We use this information to enable us to deliver our services effectively and efficiently. We regularly review the data on our CRM and update it or delete it as and when required. We will only send out direct marketing information to our contacts where we have their express consent to do so.

4 Those who provide us with goods and services or to whom we make expenses and subsistence payments

In order to process and make payments we have to use some or all of the details that have been given to us, including contact name and email, address and bank details. In some cases this will be personal information. Where this is the case, we will process the information lawfully and in a way that respects and protects individuals' right to privacy. We store all of this information securely in a database on a server. We share it with the system provider solely for the purposes of system administration and maintenance.

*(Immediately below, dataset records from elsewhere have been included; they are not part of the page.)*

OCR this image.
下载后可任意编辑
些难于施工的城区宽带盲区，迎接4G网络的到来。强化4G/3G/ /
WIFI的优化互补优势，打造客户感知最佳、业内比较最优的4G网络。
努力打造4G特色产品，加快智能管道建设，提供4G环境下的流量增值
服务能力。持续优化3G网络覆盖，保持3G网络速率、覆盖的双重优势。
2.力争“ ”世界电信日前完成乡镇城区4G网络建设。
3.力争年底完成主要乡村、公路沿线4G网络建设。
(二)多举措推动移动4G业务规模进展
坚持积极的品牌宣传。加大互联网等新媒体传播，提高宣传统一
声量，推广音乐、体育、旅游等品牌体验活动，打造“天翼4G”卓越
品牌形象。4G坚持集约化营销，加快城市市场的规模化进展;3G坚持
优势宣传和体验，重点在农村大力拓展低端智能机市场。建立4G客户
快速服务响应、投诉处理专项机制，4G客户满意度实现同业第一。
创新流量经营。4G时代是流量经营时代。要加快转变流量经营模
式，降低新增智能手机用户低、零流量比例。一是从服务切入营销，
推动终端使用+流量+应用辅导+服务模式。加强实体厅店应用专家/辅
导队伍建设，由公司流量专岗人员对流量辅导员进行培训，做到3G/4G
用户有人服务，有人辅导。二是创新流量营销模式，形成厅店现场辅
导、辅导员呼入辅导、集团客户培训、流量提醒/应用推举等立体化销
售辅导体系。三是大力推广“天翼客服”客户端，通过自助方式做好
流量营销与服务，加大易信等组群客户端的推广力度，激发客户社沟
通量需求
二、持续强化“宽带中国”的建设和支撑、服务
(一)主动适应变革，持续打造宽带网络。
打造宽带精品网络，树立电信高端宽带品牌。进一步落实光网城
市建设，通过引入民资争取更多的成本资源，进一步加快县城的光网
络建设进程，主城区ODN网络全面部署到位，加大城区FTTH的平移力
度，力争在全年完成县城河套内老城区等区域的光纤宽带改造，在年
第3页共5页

We will review our sales ledger annually and delete the details of anyone to whom we have not made a payment within the past two years.

5 How do we protect your information?

We have in place administrative, technical and physical measures, both on our website and internally, designed to guard against and minimise the risk of loss, misuse or unauthorised processing or disclosure of the personal information that we hold.

Where information is stored on servers, they are situated within the European Economic Area (EEA). Should this not be the case, we will ensure that European Commission approved standard contractual arrangements are in place.

6 Your rights

You have rights as an individual that you can exercise in relation to the personal information we hold about you. These are:-

  • a right of access to a copy of the information comprised in your personal data
  • a right to object to processing that is likely to cause or is causing damage or distress
  • a right to prevent processing for direct marketing
  • a right to object to decisions being taken by automated means
  • a right in certain circumstances to have inaccurate personal data rectified, blocked, erased or destroyed
  • a right to claim compensation for damages caused by a breach of the Data Protection Act.

7 Cookies

For many visitors to our website we do not collect any personal information. However, when we provide services, we want to make them easy, useful and reliable. This sometimes involves placing small amounts of information on your device, such as your computer or mobile phone. These include small files known as cookies.

Our cookies contain no data specific to an individual, so that your privacy remains protected. They don't contain your email address, nor do they tell us who you are. We use cookies to monitor our website, its usage including visitor numbers and page views. We also use cookies to improve your user experience whilst on our website, including:

  • enabling a service to recognise your device so you don't have to give the same information during one task
  • recognising that you have already given a username and password so you don't need to enter it for every web page requested

8 Contact us

If you would like to get in touch to discuss this privacy notice or how we use your personal information, to exercise your rights or to provide feedback or make a complaint about use of your information, please contact:-

Ian Davy, Chief Officer, Voluntary Action Merthyr Tydfil Ian Davy

You can also contact the Information Commissioner's Office at for information, advice or to make a complaint.

9 Links to other websites

Our website may contain links to other websites of interest. However, once you have used these links to leave our site, you should note that we do not have any control over that other website. Therefore, we cannot be responsible for the protection and privacy of any information that you provide whilst visiting such sites and such sites are not governed by this privacy statement. You should exercise caution and look at the privacy statement applicable to the website in question.